Answer Is K-means Classification or Regression? - classification: output is a discrete value (cluster label) for each point Generative or Discriminative? - discriminative: it has fixed input variables and output variables. Parametric or Nonparametric? - parametric: the number of cluster centers (K) does not change with the number of training data points
Quiz Is K-means Supervised or Unsupervised? Online or batch? Closed-form or iterative?

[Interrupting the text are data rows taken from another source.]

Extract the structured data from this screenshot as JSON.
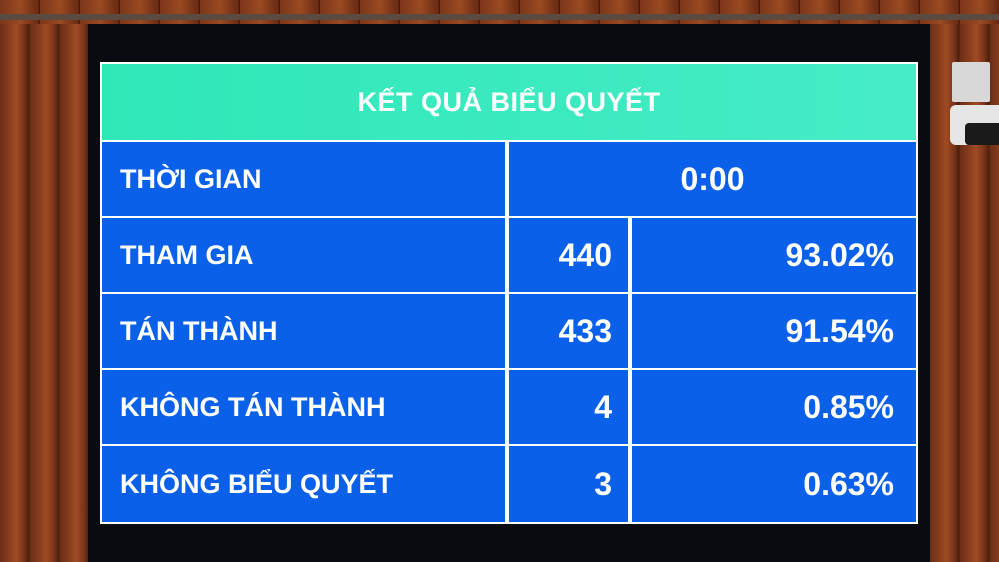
{
  "board": {
    "title": "KẾT QUẢ BIỂU QUYẾT",
    "time_label": "THỜI GIAN",
    "time_value": "0:00",
    "rows": [
      {
        "label": "THAM GIA",
        "count": "440",
        "percent": "93.02%"
      },
      {
        "label": "TÁN THÀNH",
        "count": "433",
        "percent": "91.54%"
      },
      {
        "label": "KHÔNG TÁN THÀNH",
        "count": "4",
        "percent": "0.85%"
      },
      {
        "label": "KHÔNG BIỂU QUYẾT",
        "count": "3",
        "percent": "0.63%"
      }
    ]
  },
  "colors": {
    "header": "#2fe8b8",
    "cells": "#0b60ea",
    "text": "#ffffff"
  }
}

Answer Is K-means Supervised or Unsupervised? - Unsupervised Online or batch? - batch: if you add a new data point, you need to revisit all the training data to recompute the locally-optimal model Closed-form or iterative? -iterative: training requires many passes through the data
Quiz Which of the following problems might be solved using K-Means? Check all that apply. For those that work, explain what the inputs and outputs (X and Y variables) would be. • Segmenting an image • Finding galaxies (dense groups of stars) in a telescope’s image of the night sky • Identify different species of bacteria from DNA samples of bacteria in seawater
Answer Which of the following problems might be solved using K-Means? Check all that apply. For those that work, explain what the inputs and outputs (X and Y variables) would be. • Segmenting an image: Yes. Inputs are the pixel intensities, outputs are segment labels. • Finding galaxies (dense groups of stars) in a telescope’s image of the night sky. Yes. Inputs are star locations, outputs are galaxy labels • Identify different species of bacteria from DNA samples of bacteria in seawater. Yes. Inputs are gene sequences, outputs are species labels.